Let $F: z \to z$ such that:
$f(n)= \lfloor(1-6n)/3\rfloor$
To find injectivity i did:
suppose $f(n_1) = f(n_2)$
therefore $\lfloor(1-6n_1)/3\rfloor$ = $\lfloor(1-6n_2)/3\rfloor$
therefore $\lfloor(-6n_1)/3\rfloor$ = $\lfloor(-6n_2)/3\rfloor$
therefore $\lfloor(n_1)/3\rfloor$ = $\lfloor(n_2)/3\rfloor$
therefore n1 = n2 and therefore it is injective.
however the answer from my tutor was this:
$\lfloor(1-6n)/3\rfloor$ = $\lfloor-2n + (1/3)\rfloor = -2n$ since n and 2n are integers
similary, f(m) = -2m
so if f(n) = f(m), we have -2n = -2m, and so n=m and therefore f is injective.
my questions are:
Is my answer correct?
why did the tutorcome to $\lfloor -2n + (1/3)\rfloor = -2n$ (i ( I dont understand how that equation = -2n)

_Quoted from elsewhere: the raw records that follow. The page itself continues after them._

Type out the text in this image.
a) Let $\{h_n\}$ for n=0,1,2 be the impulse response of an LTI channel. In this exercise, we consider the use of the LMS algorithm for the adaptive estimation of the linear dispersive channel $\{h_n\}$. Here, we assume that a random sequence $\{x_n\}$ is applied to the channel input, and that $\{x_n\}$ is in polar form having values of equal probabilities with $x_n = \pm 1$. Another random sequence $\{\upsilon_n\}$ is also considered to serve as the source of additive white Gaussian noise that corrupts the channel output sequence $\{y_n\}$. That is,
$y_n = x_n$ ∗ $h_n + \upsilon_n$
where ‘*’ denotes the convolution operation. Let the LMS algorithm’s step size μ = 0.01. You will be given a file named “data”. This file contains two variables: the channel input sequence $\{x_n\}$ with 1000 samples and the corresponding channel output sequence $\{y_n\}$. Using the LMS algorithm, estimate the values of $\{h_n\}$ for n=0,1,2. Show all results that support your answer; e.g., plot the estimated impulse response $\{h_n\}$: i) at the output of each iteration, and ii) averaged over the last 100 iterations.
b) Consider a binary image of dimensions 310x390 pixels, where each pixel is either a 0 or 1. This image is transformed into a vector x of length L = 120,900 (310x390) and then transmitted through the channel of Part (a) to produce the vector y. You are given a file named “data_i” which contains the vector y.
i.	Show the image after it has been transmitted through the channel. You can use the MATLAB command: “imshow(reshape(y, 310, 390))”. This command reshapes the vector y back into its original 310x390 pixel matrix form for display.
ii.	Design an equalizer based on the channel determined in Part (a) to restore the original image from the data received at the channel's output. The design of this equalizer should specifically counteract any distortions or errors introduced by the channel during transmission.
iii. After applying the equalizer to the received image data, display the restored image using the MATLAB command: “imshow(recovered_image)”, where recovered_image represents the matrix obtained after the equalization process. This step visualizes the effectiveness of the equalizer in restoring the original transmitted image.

The argument you use is not correct though the equalities you've written happen to be true. Consider your argument that $\lfloor n_1/3 \rfloor = \lfloor n_2/3 \rfloor$ implies $n_1 = n_2$. This need not be true in general. For example $\lfloor 1/3 \rfloor$ and $\lfloor 2/3 \rfloor$ are both equal to 0 and hence are equal to each other, but $1 \ne 2$.
To solve this problem, start with the given equality and simplify the expression inside the floor function so that it is of the form an integer plus a constant, and you can then take the integer out of the floor function: $(1-6n)/3 = (1/3) - (6n/3) = (1/3) - 2n$. The floor of $(1/3)+(-2n)$ equals $-2n$ plus the floor of $(1/3)$.